Técnicos do IBGE reportaram a visita de certa pesquisadora do Banco Mundial que chegou a recomendar que a pesquisa do Universo fosse substituída por uma pesquisa amostral com 9.000 domicílios! Ora, o Brasil possui 5.570 municípios: em média, menos de dois questionários completos seriam aplicados em cada um. O fiasco dispensa comentários ulteriores.
A saída recente foi a indicação do economista Ricardo Paes de Barros para formular uma versão “enxuta” do questionário. PB, como ele é conhecido, possui exímia capacidade técnica e reconhecida reputação profissional. A qualidade do seu trabalho e de sua equipe está fora de questão. No entanto, a inclusão ou exclusão de quesitos no questionário não é apenas um processo técnico; é fruto de demandas sociais.
Determinados problemas sociais apenas passam a ser analisados e considerados quando há dados sobre eles. E não raro são grupos específicos, concernidos por essas questões, os responsáveis pelas sugestões de temas e questões. Certamente, questões técnicas e orçamentárias serão sempre as fronteiras. Porém, a elaboração do questionário do Censo não é apenas um ofício metodológico. E vale reforçar: o eventual enxugamento do questionário contribuiria quase nada para a meta de corte proposta.
O obscurantismo e o apagão estatístico
Se uma árvore cai na floresta e ninguém está perto para ouvir, será que faz um som?
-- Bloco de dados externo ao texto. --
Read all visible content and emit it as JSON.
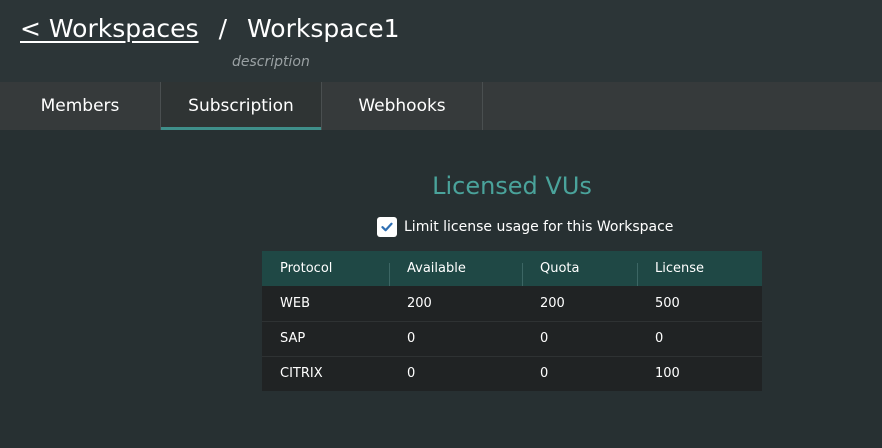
{
  "breadcrumb": {
    "back_label": "< Workspaces",
    "separator": "/",
    "current": "Workspace1"
  },
  "workspace": {
    "description": "description"
  },
  "tabs": [
    {
      "label": "Members",
      "active": false
    },
    {
      "label": "Subscription",
      "active": true
    },
    {
      "label": "Webhooks",
      "active": false
    }
  ],
  "licensed": {
    "title": "Licensed VUs",
    "limit_checkbox_label": "Limit license usage for this Workspace",
    "limit_checked": true,
    "columns": [
      "Protocol",
      "Available",
      "Quota",
      "License"
    ],
    "rows": [
      [
        "WEB",
        "200",
        "200",
        "500"
      ],
      [
        "SAP",
        "0",
        "0",
        "0"
      ],
      [
        "CITRIX",
        "0",
        "0",
        "100"
      ]
    ]
  },
  "colors": {
    "accent": "#4aa39b",
    "table_header": "#1f4845",
    "background": "#273032"
  }
}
Se alguém passa fome ou frio, sem qualquer testemunha, será que vai ser atendida pelas políticas públicas do Estado? A resposta à primeira indagação, filosófica, dificilmente será definitiva. Mas a resposta à pergunta correlata, socialmente orientada, é bastante conhecida: não atuamos sobre aquilo que ignoramos. Os Censos Demográficos cumprem uma função cognitiva vital: acessam aquilo que nossa experiência individual dificilmente poderia tanger. Furam nossas “bolhas” informacionais e dão status de existência ao que jamais poderíamos enxergar. São instrumentos de governança de sociedades complexas e fundamentais para um país de proporções continentais, como o nosso.
No entanto, recentemente testemunhamos ao Ministério da Educação considerando interromper a avaliação da alfabetização infantil, ao ministro da Economia declarar que o Censo pergunta demais e ao presidente da República rechaçar a metodologia internacional de cálculo das taxas de desemprego. A adoção dessas posições obscurantistas nos ameaça de um “apagão estatístico”, em que resultados são substituídos por tuítes e pelo senso comum — e em que pesquisas correm o risco de serem dilaceradas ou não ocorrer.
Os Censos nos permitem uma visão para além dos enclaves construídos pelas desigualdades e pela extensão dos nossos grupos sociais imediatos. Nos permitem escutar árvores que caem a milhares de quilômetros, e fomes e misérias que ainda são vividas em inimagináveis recantos. São um instrumento de construção de nossa realidade; mas que têm sua realidade, agora, ameaçada.